La Norvège va enquêter sur les tactiques de policiers non armés après la mort de cinq personnes dans une attaque à l’arc

La Norvège a annoncé samedi qu’elle organiserait une enquête indépendante sur les actions de la police et des agences de sécurité à la suite d’une attaque à l’arc qui a fait cinq morts et trois blessés. La police a été critiquée pour avoir réagi trop lentement pour contenir le massacre, reconnaissant que les cinq décès avaient eu lieu après que la police eut rencontré l’agresseur pour la première fois.
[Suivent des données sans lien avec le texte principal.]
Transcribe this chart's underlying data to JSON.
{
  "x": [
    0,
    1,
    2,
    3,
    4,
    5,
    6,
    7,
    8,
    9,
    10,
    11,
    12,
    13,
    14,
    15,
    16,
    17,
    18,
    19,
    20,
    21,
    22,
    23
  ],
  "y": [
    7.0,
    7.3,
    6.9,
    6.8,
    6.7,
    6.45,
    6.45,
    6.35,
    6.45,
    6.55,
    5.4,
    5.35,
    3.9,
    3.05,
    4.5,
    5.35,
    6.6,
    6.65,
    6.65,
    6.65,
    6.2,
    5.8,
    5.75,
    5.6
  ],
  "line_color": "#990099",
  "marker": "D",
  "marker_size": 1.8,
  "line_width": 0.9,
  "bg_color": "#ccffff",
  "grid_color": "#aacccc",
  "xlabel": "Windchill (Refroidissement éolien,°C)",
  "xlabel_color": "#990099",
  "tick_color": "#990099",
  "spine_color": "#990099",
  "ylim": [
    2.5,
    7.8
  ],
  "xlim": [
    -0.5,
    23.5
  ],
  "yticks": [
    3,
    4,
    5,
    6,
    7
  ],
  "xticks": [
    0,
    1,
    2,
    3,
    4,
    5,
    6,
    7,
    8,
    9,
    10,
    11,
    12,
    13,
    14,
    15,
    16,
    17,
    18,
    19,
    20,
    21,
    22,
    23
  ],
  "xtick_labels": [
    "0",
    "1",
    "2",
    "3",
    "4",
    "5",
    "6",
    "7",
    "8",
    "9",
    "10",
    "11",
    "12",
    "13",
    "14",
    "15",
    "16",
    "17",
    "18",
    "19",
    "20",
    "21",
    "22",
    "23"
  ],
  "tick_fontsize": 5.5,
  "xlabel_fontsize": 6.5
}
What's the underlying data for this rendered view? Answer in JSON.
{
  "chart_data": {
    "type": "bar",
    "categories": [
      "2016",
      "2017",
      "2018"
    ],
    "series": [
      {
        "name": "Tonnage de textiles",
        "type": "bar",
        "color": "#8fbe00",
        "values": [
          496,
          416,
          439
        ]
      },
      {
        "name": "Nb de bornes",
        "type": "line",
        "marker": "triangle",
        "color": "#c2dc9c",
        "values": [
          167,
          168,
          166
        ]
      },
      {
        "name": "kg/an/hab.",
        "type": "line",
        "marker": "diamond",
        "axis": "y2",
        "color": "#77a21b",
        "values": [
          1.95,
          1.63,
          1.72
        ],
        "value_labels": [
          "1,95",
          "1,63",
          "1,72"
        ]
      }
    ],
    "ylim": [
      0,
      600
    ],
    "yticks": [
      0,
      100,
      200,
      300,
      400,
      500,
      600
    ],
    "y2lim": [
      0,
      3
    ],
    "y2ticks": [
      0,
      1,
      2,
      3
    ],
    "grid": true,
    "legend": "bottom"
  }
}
L’agence norvégienne de renseignement intérieur, connue sous l’acronyme PST, a déclaré qu’elle avait décidé de demander l’examen après avoir consulté les commandants de la police nationale et régionale du pays au sujet de l’attaque de mercredi soir dans la ville méridionale de Kongsberg. Un résident local de 37 ans qui, selon la police, a admis les meurtres a été arrêté et fait l’objet d’une évaluation psychiatrique.

« Compte tenu de la gravité de l’affaire, il est très important que les points d’apprentissage et les éventuelles faiblesses et erreurs soient identifiés rapidement afin de pouvoir mettre en œuvre des mesures immédiatement », a déclaré le PST dans un communiqué.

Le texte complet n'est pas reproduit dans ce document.